The author of Python for Informatics, Charles Severance, adapted the How to Think book for his own purposes: that is, to teach his students how to use Python for data analysis. I’ve been amazed at well the first ten chapters of the book serve both as an introduction to general programming (as befits its origin) and as a useful specialized text focused on informatics or, to be more specific, text analysis. Although I come to it with the advantage of knowing the basics of Python, I think I’d grasp most of the first ten chapters even if I were a true neophyte.
In the first ten chapters, Severance uses a minimum of jargon (which is the bane of so many computer books) and keeps his coding examples as simple and readable as possible. You learn the concepts as you need them, always with the goal of gleaning more sophisticated ways of analyzing text.
Severance takes to heart the wisdom of the Zen of Python: “Sparse is better than dense. Readability counts.”
Starting in Chapter 11, Severance delves in the more arcane subject of regular expressions, and the going gets tougher for the beginner. Of course, that’s inevitable in the area of text analytics. Ultimately, all text-analysis roads to “regex,” as these expressions are commonly known (in Python, they’re usually just called “re”).
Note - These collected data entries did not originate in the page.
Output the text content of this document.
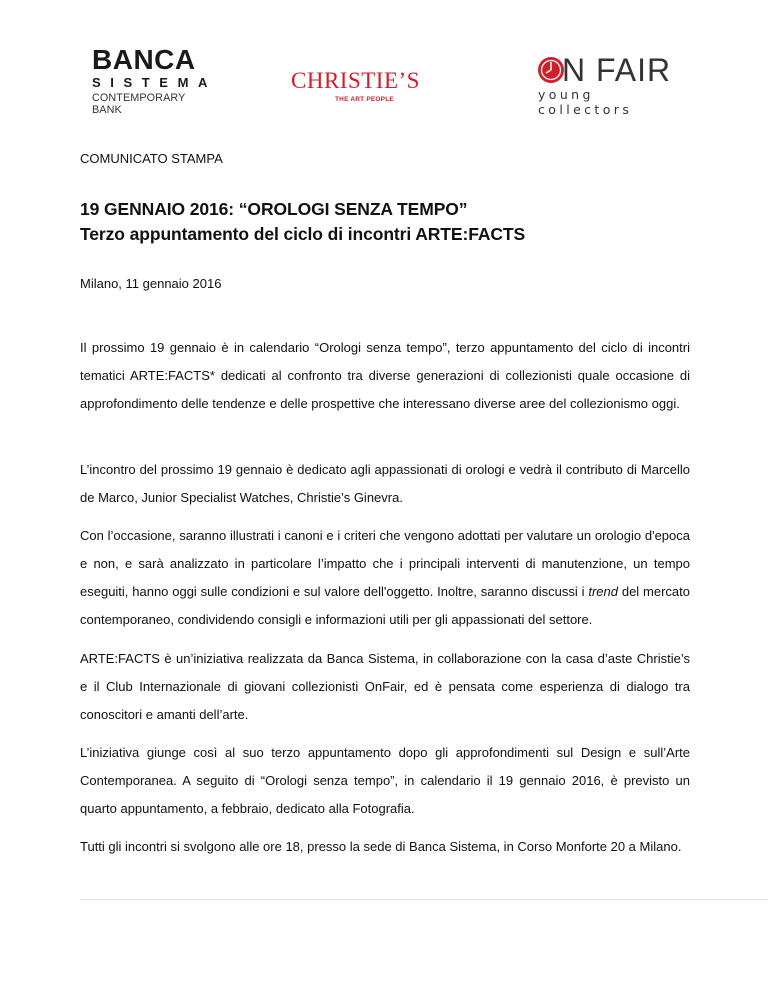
BANCA
SISTEMA
CONTEMPORARY BANK
CHRISTIE’S
THE ART PEOPLE
N FAIR
young collectors
COMUNICATO STAMPA
19 GENNAIO 2016: “OROLOGI SENZA TEMPO”
Terzo appuntamento del ciclo di incontri ARTE:FACTS
Milano, 11 gennaio 2016

Il prossimo 19 gennaio è in calendario “Orologi senza tempo”, terzo appuntamento del ciclo di incontri tematici ARTE:FACTS* dedicati al confronto tra diverse generazioni di collezionisti quale occasione di approfondimento delle tendenze e delle prospettive che interessano diverse aree del collezionismo oggi.

L’incontro del prossimo 19 gennaio è dedicato agli appassionati di orologi e vedrà il contributo di Marcello de Marco, Junior Specialist Watches, Christie’s Ginevra.

Con l’occasione, saranno illustrati i canoni e i criteri che vengono adottati per valutare un orologio d'epoca e non, e sarà analizzato in particolare l’impatto che i principali interventi di manutenzione, un tempo eseguiti, hanno oggi sulle condizioni e sul valore dell'oggetto. Inoltre, saranno discussi i trend del mercato contemporaneo, condividendo consigli e informazioni utili per gli appassionati del settore.

ARTE:FACTS è un’iniziativa realizzata da Banca Sistema, in collaborazione con la casa d’aste Christie’s e il Club Internazionale di giovani collezionisti OnFair, ed è pensata come esperienza di dialogo tra conoscitori e amanti dell’arte.

L’iniziativa giunge così al suo terzo appuntamento dopo gli approfondimenti sul Design e sull’Arte Contemporanea. A seguito di “Orologi senza tempo”, in calendario il 19 gennaio 2016, è previsto un quarto appuntamento, a febbraio, dedicato alla Fotografia.

Tutti gli incontri si svolgono alle ore 18, presso la sede di Banca Sistema, in Corso Monforte 20 a Milano.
The later chapters are slower going but cover a range of fascinating and useful topics: how to glean information through HTTP protocols, scrape and spider the Web, tap into the Twitter API, work with Structured Query Language (SQL), visualize online data, and more. The beginner programmer will probably find it a bit daunting but can still push through to the end having learned a ton about the basics of text and Web analytics. And, for the person who already has a basic understanding of Python in general and regex in particular, the learning curve isn’t nearly as steep. I’ve found it well worth the trip.
Prof. Severance is in the process of writing another version of the book geared toward Python 3 since Python for Informatics was written for Python 2. The new book will be welcome because Python 2 reportedly won’t be supported after 2020.
Overall, I recommend Python for Informatics to anyone who has an interest in learning Python in general and text-focused data analysis in particular.